The Torah tells us, in the beginning, there was only darkness, and the first act of creation was to separate light from darkness. In the beginning there was only darkness. Light became the catalyst for all life on Earth, and God saw the light and said “it is good.” Indeed it is very good. This is as much a spiritual truth, as it is a scientific truth. In complete darkness, plants, animals, people do not thrive. In the order of creation, light paves the way for everything that follows. And darkness still exists. We confront this in our morning prayers when we say, Blessed is God who creates light and who creates darkness…. Blessed is God who creates darkness. It is hard to reconcile. In fact, the Isaiah verse, on which this prayer is based, compares light to peace and darkness to evil. Just the same, we offer praises to God, for darkness too is part of creation. Without darkness, we would not have the contrast of day versus night, and creation would never have reached the seventh day, our Shabbat, a day of holiness standing in contrast against the ordinary.
This is not to say that we are obligated to accept darkness. We just know that, sadly, darkness is an inescapable reality. This is also not to be so banal as to say, without the dark times, we could not enjoy the bright times. You know how people say, “It’s always darkest before the light.” Such theology at Yom Hashoah would demean the memory of the 6 million victims. It would be disrespectful to the survivors and to the descendants of all the victims. What I am saying is– we cannot escape darkness, but goodness, like life and like Shabbat are created by the contrast of light against darkness. I believe this was the call of Rabbi Goldstein, after the attack on his synagogue in California. He called upon his congregation, and Jews everywhere, working with all willing partners, to push away darkness with acts of light like, repelling senseless hate and violence with education, activism, tzedakah, and Tikkun Olam. These things cannot take away the darkness completely, but they can create a strong light to overpower and contain the forces of darkness.
So let us all join together, because against the inevitable darkness, we have no choice BUT to be sources of light. As God’s partners in renewing the act of creation, we can push aside the destructive forces of ignorance and hate, as we work to replace them with wisdom and life. We have to say loudly and clearly, “no more!” No more Poways. No more Pittsburghs. No more Auschwitzes. No more Birchenaus. No more senseless attacks like the mosque in New Zealand or the churches in Sri Lanka. No more destruction of churches in Louisiana. No more baseless hate. No more discrimination. No more genocide. No more. Never again.
This is our calling on this night of remembrance, Yom Hashoah u’gevurah, to push aside the darkness of the Shoah with gevurah, heroic acts which bring light where none exists.
And so I conclude this evening’s service with a prayer from the evening Shema section of the Mishkan Tefillah prayerbook. It is a poem by the poet Leah Goldberg who emigrated from Lithuania to Tel Aviv in 1935, on the eve of the destruction that swept through Europe. She lived at a terrible hour of change and wrote words which speak to us across the years:
This is an hour of change.
Within it we stand uncertain on the border of light.

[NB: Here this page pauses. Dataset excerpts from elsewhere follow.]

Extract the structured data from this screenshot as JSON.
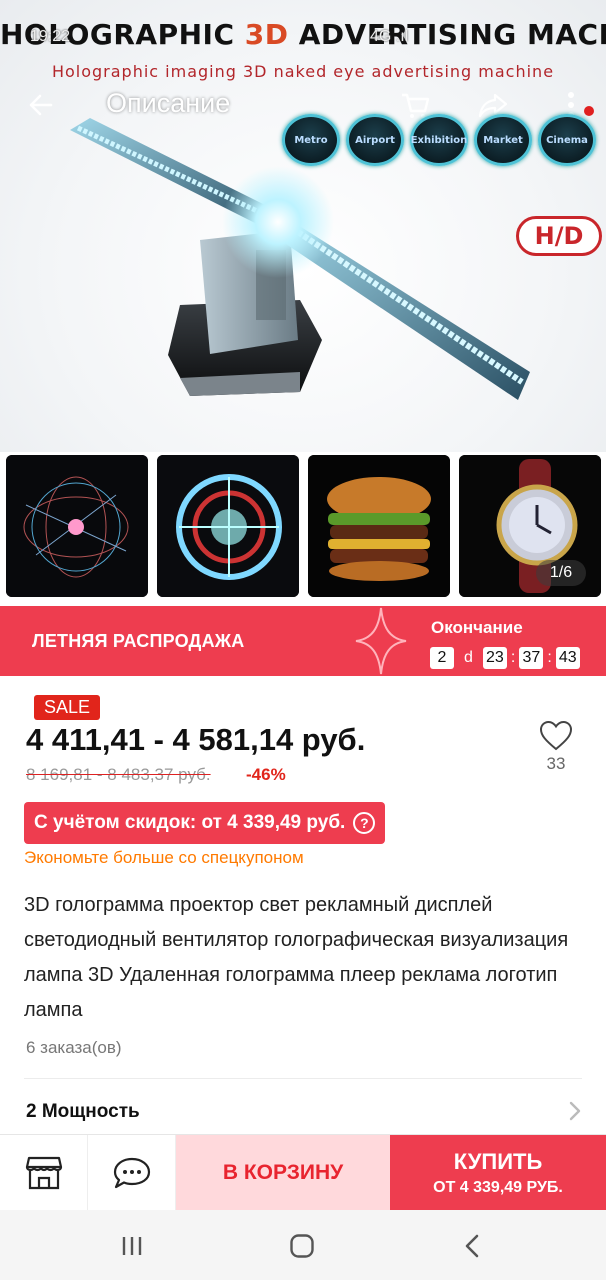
{
  "status": {
    "time": "19:22",
    "signal": "4G .ıl"
  },
  "banner": {
    "title_part1": "HOLOGRAPHIC ",
    "title_accent": "3D",
    "title_part2": " ADVERTISING MACHINE",
    "subtitle": "Holographic imaging 3D naked eye advertising machine",
    "venues": [
      "Metro",
      "Airport",
      "Exhibition",
      "Market",
      "Cinema"
    ],
    "hd_badge": "H/D"
  },
  "nav": {
    "title": "Описание"
  },
  "gallery": {
    "counter": "1/6"
  },
  "sale_banner": {
    "title": "ЛЕТНЯЯ РАСПРОДАЖА",
    "ends_label": "Окончание",
    "days": "2",
    "day_unit": "d",
    "hours": "23",
    "minutes": "37",
    "seconds": "43"
  },
  "price": {
    "sale_tag": "SALE",
    "range": "4 411,41 - 4 581,14 руб.",
    "old_range": "8 169,81 - 8 483,37 руб.",
    "discount": "-46%",
    "with_discount": "С учётом скидок: от 4 339,49 руб.",
    "help_icon": "?",
    "coupon_note": "Экономьте больше со спецкупоном"
  },
  "wishlist": {
    "count": "33"
  },
  "product": {
    "description": "3D голограмма проектор свет рекламный дисплей светодиодный вентилятор голографическая визуализация лампа 3D Удаленная голограмма плеер реклама логотип лампа",
    "orders": "6 заказа(ов)",
    "spec_label": "2 Мощность"
  },
  "bottom_bar": {
    "add_to_cart": "В КОРЗИНУ",
    "buy": "КУПИТЬ",
    "buy_price": "ОТ 4 339,49 РУБ."
  },
  "colors": {
    "accent_red": "#ee3d4f",
    "sale_tag_red": "#e1251b",
    "cart_button_bg": "#ffd9dc",
    "coupon_orange": "#ff7a00"
  }
}
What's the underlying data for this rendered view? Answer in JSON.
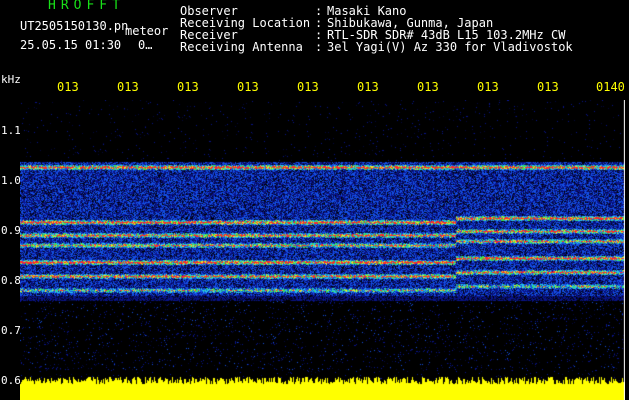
{
  "header": {
    "brand": "HROFFT",
    "filename": "UT2505150130.pn",
    "meteor_label": "meteor",
    "datetime": "25.05.15 01:30",
    "meteor_count": "0…",
    "rows": [
      {
        "label": "Observer",
        "value": "Masaki Kano"
      },
      {
        "label": "Receiving Location",
        "value": "Shibukawa, Gunma, Japan"
      },
      {
        "label": "Receiver",
        "value": "RTL-SDR SDR# 43dB L15 103.2MHz CW"
      },
      {
        "label": "Receiving Antenna",
        "value": "3el Yagi(V) Az 330 for Vladivostok"
      }
    ]
  },
  "yaxis": {
    "unit": "kHz",
    "ticks": [
      "1.1",
      "1.0",
      "0.9",
      "0.8",
      "0.7",
      "0.6"
    ]
  },
  "xaxis": {
    "ticks": [
      "013",
      "013",
      "013",
      "013",
      "013",
      "013",
      "013",
      "013",
      "013",
      "0140"
    ]
  },
  "colors": {
    "background": "#000000",
    "brand": "#18e018",
    "ticks": "#ffff00",
    "spectrum_low": "#0a1060",
    "spectrum_mid": "#1f6cff",
    "spectrum_high": "#ff2a2a",
    "baseline": "#ffff00"
  }
}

Shall we draw back or cross over?
Where shall our hearts turn?
Shall we draw back, my brother, my sister,
Or cross over?
This is the hour of change, and within it,
We stand quietly
On the border of light.
What lies before us?
Shall we draw back, my brother, my sister,
Or cross over?
And so we pray, that together as brothers and sisters, we will confront the darkness, and push it aside, as we cross over into a place of light.
Baruch atah Adonai, hamaariv aravim. Blessed is God who causes the contrast between night and day.
May we remember the darkness. May we always bring light. And may our work turn the memories of all those we lost into an eternal blessing. And let us say, “Amen.”